Thanks, and please keep it up!

Dana

Sorry for a comment on a three-year-old blog entry, but your remark about "Atkins taking calories out of the diet" just doesn't make any sense. If you take 200 pasta calories out of a daily menu but add in 200 fat calories, you haven't taken out any calories. You've just taken out a food category.

I've been on-again, off-again about my low-carbing this year, something I'd like to seriously clamp down on the next time I go back to a low-carb WOE, but the one thing I did make note of was that I could eat between 2000 and 3000 calories a day, a greater proportion of which was fat, and still lose five pounds in a week. I know this because I kept track in SparkPeople. The U.S. government's Food Pyramid tells me I should be eating 1800 calories a day! But Dr. Atkins predicted this. He also did the math in NDR to demonstrate why calorie theory doesn't make as much sense if you change the composition of your diet.

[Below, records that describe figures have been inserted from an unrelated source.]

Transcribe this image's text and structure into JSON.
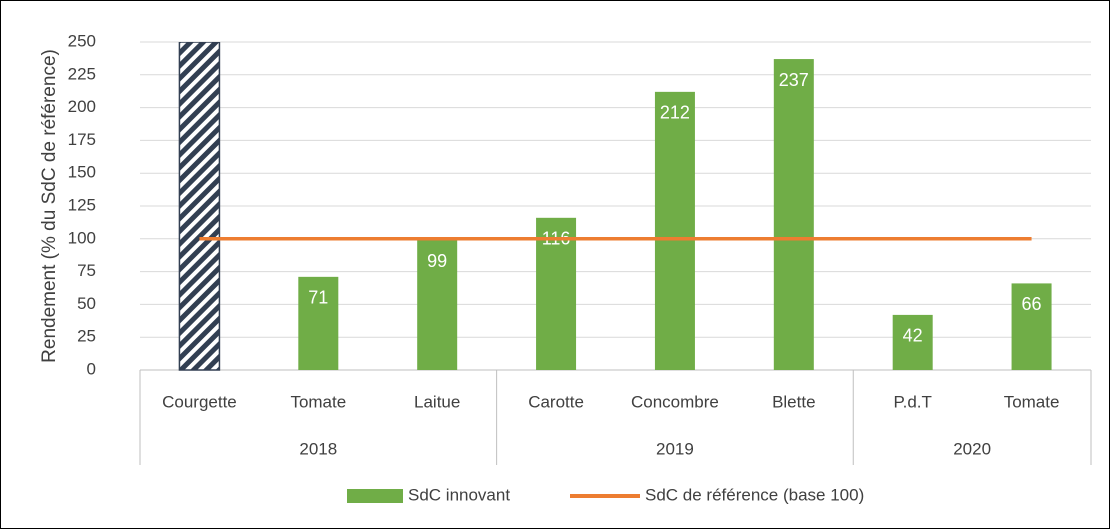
{
  "chart_data": {
    "type": "bar",
    "y_label": "Rendement (% du SdC de référence)",
    "categories": [
      "Courgette",
      "Tomate",
      "Laitue",
      "Carotte",
      "Concombre",
      "Blette",
      "P.d.T",
      "Tomate"
    ],
    "groups": [
      {
        "label": "2018",
        "span": 3
      },
      {
        "label": "2019",
        "span": 3
      },
      {
        "label": "2020",
        "span": 2
      }
    ],
    "series": [
      {
        "name": "SdC innovant",
        "color": "#70ad47",
        "values": [
          250,
          71,
          99,
          116,
          212,
          237,
          42,
          66
        ],
        "hatched": [
          0
        ],
        "hatch_color": "#323f52"
      },
      {
        "name": "SdC de référence (base 100)",
        "color": "#ed7d31",
        "type": "line",
        "values": [
          100,
          100,
          100,
          100,
          100,
          100,
          100,
          100
        ]
      }
    ],
    "ylim": [
      0,
      250
    ],
    "yticks": [
      0,
      25,
      50,
      75,
      100,
      125,
      150,
      175,
      200,
      225,
      250
    ],
    "grid": true
  }
}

I think there are several factors in play when low-carb substitute foods are overeaten, and that calories only play a partial role. As you said, sugar alcohols are often the culprit. Another factor is that LC foods often contain wheat gluten and soy, both of which have *weird* effects on some people's metabolisms: soy is goitrogenic, wheat gluten is said to behave like insulin in some people, and both contain phytic acid which inhibits mineral absorption.

So there could be a heck of a lot more going on here than just calories. And I'm personally getting kind of tired of people who cling to calorie dogma like it's a life preserver, when any student of human metabolism knows we metabolize the different macronutrients in different ways and we are not ovens with little flames in our tummies. Laws of thermodynamics, indeed!